Es haben fast 900.000 das Volksbegehren "Don’t smoke" unterzeichnet, das sind neunmal so viele, wie erforderlich sind, um das Thema im Nationalrat zu behandeln. Noch vor einiger Zeit wollte die FPÖ alle möglichen Fragen mittels direkten Volksentscheids bestimmt haben, und jetzt werden die Unterschriften von fast 900.000 Österreicherinnen und Österreichern nicht beachtet.

Vorbild für die FPÖ war immer die demokratische Schweiz, jetzt in der Regierung haben die Blauen sich sehr verändert. Als FPÖ-Wähler bin ich von dieser Partei mehr als enttäuscht, und das sind sicher viele andere Österreicher auch.

Ernst Pitlik,

1220 Wien

Volksbegehrengegen
die Parlamentsmehrheit

Das Wort Volksbegehren lässt schon dessen Sinn erkennen: Das Volk begehrt, dass ein bestimmtes Anliegen vom Gesetzgeber behandelt werde. Es bedeutet also, im Gegensatz zur Volksabstimmung, (noch) keine Entscheidung, sondern will einen Anstoß zu einer solchen geben.

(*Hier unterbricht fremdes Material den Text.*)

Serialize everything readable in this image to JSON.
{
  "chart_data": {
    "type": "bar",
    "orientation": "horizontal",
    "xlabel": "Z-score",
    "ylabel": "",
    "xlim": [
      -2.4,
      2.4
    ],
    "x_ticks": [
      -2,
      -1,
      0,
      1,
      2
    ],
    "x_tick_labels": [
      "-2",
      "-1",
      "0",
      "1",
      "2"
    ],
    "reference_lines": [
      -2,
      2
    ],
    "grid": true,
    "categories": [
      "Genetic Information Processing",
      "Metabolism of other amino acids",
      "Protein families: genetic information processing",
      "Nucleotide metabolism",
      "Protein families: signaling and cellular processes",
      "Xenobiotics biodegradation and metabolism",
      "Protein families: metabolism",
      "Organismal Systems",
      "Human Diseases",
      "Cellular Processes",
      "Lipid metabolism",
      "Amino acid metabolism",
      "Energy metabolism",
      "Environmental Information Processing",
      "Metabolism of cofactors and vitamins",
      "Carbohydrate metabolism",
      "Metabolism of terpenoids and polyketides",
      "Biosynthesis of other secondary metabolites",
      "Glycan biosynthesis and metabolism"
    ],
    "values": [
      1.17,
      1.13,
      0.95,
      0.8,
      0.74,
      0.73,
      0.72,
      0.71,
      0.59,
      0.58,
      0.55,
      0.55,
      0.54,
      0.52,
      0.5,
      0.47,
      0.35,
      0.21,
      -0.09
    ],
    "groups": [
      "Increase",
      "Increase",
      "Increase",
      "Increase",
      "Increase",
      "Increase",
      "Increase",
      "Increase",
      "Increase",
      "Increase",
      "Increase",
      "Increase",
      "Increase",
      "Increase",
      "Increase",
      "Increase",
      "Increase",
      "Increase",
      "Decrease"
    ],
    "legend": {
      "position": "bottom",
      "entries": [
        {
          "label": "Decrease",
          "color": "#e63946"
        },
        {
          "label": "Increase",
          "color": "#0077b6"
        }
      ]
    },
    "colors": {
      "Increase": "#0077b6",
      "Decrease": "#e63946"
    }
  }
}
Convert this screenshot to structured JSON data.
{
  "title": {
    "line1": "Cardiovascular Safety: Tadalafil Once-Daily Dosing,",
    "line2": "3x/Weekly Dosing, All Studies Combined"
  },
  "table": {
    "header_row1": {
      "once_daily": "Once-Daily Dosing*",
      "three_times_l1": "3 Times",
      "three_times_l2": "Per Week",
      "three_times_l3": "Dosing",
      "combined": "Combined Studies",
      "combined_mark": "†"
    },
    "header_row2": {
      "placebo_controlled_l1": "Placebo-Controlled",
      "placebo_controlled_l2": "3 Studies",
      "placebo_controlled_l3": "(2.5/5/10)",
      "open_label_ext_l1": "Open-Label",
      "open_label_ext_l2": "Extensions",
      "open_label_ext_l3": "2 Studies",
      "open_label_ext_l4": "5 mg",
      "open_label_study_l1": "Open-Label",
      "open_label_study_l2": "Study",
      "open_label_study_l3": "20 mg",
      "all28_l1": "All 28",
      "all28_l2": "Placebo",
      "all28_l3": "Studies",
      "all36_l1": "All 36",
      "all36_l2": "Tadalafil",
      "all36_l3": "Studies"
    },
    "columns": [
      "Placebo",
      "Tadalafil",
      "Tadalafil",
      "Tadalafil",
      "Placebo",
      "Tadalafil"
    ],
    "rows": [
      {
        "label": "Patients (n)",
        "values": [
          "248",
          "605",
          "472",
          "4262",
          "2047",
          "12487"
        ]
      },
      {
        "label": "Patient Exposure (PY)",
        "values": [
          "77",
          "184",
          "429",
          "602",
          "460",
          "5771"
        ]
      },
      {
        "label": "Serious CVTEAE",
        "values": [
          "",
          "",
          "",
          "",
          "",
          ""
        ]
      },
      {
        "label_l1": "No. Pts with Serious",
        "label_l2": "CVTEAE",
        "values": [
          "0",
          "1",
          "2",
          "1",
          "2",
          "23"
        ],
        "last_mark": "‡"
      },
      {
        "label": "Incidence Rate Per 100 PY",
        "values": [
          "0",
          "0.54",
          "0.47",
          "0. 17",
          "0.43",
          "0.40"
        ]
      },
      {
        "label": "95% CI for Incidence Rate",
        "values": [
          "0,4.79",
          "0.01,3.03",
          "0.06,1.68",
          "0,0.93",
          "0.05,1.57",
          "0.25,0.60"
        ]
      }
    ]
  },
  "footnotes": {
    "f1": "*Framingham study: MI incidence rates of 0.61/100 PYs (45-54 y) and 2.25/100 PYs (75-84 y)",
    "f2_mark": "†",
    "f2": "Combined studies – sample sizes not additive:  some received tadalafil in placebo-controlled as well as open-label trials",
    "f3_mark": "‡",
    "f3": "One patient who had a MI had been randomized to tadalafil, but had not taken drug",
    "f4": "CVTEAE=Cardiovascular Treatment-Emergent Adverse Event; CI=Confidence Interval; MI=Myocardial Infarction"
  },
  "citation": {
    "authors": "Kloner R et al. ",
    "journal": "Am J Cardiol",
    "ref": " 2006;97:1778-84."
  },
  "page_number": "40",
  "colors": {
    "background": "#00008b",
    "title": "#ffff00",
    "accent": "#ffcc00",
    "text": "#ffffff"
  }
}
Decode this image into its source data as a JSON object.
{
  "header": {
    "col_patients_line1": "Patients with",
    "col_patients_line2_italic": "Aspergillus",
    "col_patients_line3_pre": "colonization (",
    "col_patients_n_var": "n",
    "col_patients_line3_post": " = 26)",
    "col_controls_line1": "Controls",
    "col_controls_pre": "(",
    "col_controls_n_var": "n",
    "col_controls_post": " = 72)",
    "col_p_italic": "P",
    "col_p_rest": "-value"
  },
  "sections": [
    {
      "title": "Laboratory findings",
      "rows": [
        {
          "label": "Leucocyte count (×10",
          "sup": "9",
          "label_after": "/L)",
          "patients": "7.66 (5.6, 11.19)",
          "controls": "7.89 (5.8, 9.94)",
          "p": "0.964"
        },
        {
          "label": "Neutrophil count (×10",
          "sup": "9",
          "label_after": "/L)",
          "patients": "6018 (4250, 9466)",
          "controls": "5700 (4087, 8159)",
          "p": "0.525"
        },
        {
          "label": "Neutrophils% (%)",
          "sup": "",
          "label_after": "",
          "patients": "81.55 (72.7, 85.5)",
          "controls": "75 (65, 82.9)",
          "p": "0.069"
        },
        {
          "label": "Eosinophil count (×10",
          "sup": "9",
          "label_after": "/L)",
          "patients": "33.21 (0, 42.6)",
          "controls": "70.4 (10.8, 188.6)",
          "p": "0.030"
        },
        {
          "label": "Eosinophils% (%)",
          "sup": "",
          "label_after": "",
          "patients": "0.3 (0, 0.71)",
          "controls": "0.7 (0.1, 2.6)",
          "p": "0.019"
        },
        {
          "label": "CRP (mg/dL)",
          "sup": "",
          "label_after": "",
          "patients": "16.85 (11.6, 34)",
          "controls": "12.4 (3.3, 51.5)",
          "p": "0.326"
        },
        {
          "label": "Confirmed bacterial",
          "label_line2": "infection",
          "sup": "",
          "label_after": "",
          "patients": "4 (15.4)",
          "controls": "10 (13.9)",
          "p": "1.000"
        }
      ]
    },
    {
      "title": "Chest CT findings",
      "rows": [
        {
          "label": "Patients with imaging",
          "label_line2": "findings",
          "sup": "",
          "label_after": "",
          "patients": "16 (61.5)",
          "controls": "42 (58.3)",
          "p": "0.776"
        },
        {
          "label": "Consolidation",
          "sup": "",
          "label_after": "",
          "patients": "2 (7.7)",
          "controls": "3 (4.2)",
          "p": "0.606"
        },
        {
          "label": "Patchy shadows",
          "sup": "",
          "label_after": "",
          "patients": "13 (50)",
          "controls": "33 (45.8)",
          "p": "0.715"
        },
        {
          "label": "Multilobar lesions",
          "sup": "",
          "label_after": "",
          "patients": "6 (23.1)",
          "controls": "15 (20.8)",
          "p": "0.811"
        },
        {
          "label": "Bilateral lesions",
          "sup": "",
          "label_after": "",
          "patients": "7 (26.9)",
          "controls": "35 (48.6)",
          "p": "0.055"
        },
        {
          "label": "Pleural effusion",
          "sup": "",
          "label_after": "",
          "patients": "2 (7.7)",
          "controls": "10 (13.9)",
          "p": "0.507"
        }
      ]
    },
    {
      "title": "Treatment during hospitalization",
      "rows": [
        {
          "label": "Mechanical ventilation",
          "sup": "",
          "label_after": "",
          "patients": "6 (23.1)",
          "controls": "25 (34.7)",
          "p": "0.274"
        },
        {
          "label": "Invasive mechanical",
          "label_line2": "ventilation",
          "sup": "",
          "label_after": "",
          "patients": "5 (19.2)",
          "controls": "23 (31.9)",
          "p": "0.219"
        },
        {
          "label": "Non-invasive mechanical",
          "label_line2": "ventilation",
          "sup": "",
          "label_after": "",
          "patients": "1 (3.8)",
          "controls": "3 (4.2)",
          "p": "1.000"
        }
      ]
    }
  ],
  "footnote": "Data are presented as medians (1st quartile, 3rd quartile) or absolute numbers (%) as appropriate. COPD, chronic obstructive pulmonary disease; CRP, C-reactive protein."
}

In diesem Sinn ist aktuell nur das Volksbegehren gegen die ORF-Gebühren ein "echtes". Die Absicht des "Don’t smoke"-Volksbegehrens ist allerdings, gegen das Vorhaben der Parlamentsmehrheit zu protestieren und im Sinne des gesundheitspolitischen Anliegens Druck auf den Gesetzgeber auszuüben. Widerstand zu mobilisieren ist natürlich legitim. Aber eine solche Aktion muss dann auch, was ihren Erfolg betrifft, als solche bewertet werden.

Man tut der Demokratie nichts Gutes, wenn man eine bestimmte Meinung dann, wenn sie durch hunderttausende Unterschriften eindrucksvolle demonstriert wird, als vom Gesetzgeber jedenfalls zu berücksichtigenden Volkswillen ansieht. Ist nicht ebenso zu beachten, wenn es eine vielfach größere Zahl der Menschen bewusst unterlässt, sich zu beteiligen, und damit eine andere Meinung bekundet?

Dr. Herbert Kohlmaier,

1230 Wien

Wien als Ziel für Donau-Reiseschiffe

Ich bin früher viel mit dem Rad entlang der Donau gefahren. Zu meinem Leidwesen musste ich dies seit einiger Zeit lassen. Die zu den Schiffen an- und wegfahrenden Busse und Taxis sind gegenüber Radfahrern rücksichtslos und aggressiv und tun so, als ob der Treppelweg ihnen allein gehörte.